Science, Creation & EvolutionEvolution vs. Intelligent Design for DummiesAnd a further good point...This is all from the same thread. On this forum there are a lot more scientifically educated people as part of the membership than the average webboard.
It's the usual creationist / ID argument. They're taking evidence and forcing it to fit their hypothesis. They're also making the usual baseless assumptions and ignoring alternative explanations in favor of intelligent design. Their conclusions sum it up nicely:
Quote:
Claims of poor retina design are often raised by evolutionists to argue against Intelligent Design.80 A review of research on the vertebrate retina indicates that for vertebrates the existing inverted design is superior to the verted design, even the system used by the most advanced cephalopods. Its design has been maximized for life in our environment and no doubt would function poorly in another environment, such as that experienced by undersea bottom dwellers. This review supports Hamilton’s conclusion:
Instead of being a great disadvantage, or a “curse” or being incorrectly constructed, the inverted retina is a tremendous advance in function and design compared with the simple and less complicated verted arrangement. One problem amongst many, for evolutionists, is to explain how this abrupt major retinal transformation from the verted type in invertebrates to the inverted vertebrate model came about as nothing in paleontology offers any support.
In this conclusion, we can observe the usual creationist tendency to force the evidence to fit their intelligent design hypothesis, while completely ignoring other mechanisms which dould produce the same end-result. (They point out that there are no transitional forms between invertebrates with verted retinas, and vertebrates with inverted retinas . . . ignoring the fact that vertebrates and invertebrates diverged a very long time ago, and that eyes generally don't preserve well in the fossil record.)

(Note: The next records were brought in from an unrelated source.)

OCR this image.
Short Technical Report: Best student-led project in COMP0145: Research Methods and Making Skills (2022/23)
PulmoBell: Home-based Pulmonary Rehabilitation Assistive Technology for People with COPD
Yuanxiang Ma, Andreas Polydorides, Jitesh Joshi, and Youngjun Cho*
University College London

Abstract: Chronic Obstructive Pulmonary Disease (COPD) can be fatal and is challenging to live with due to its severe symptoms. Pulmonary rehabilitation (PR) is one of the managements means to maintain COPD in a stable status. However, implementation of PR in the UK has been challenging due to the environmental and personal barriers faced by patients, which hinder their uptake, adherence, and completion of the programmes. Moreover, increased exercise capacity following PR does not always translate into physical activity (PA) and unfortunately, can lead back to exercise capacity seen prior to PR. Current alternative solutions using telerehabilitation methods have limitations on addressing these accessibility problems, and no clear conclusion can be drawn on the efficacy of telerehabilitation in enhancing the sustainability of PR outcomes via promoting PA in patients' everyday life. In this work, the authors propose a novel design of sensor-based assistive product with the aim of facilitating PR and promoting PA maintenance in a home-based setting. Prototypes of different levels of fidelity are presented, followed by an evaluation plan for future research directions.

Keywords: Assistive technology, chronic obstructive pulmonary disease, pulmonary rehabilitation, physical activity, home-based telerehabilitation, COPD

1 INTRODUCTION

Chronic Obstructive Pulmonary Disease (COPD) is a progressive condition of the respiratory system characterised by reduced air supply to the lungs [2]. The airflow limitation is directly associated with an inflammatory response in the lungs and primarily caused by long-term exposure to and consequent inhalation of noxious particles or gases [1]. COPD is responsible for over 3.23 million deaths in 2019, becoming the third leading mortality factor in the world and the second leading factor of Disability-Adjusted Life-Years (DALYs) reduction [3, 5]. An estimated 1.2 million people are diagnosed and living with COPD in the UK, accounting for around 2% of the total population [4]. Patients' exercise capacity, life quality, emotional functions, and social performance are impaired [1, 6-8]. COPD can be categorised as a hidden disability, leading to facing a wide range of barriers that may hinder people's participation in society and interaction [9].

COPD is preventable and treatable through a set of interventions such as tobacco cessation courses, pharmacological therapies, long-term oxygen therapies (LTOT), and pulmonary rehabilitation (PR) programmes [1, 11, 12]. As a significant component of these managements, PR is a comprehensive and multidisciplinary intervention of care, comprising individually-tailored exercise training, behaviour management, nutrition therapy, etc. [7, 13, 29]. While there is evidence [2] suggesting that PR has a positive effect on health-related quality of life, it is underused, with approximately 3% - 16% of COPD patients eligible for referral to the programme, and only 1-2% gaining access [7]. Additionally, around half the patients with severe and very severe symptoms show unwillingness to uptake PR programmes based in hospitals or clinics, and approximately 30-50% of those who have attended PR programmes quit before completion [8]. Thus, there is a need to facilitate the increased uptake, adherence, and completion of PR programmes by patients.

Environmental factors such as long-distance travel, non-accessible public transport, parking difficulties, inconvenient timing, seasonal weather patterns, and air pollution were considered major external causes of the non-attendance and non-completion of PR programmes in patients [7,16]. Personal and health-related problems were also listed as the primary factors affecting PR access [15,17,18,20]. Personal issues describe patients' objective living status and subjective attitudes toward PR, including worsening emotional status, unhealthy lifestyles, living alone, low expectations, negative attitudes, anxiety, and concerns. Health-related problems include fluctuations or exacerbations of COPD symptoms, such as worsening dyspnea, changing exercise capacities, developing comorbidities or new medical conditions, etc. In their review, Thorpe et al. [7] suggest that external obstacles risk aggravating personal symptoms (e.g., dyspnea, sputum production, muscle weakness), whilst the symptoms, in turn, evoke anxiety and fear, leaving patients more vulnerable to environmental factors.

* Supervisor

Of course, we have to ask if the inverted retina was perfect for terrestrial environments and poor for undersea environments, then why do fish have the same inverted retina that all other vertebrates do. If an intelligent designer designed the eyes of all creatures, then it would make sense that fish should have the same retinas that ocean-dwelling cephalopods have since, after all, the inverted retina allegedly doesn't work too well in a dark undersea environment.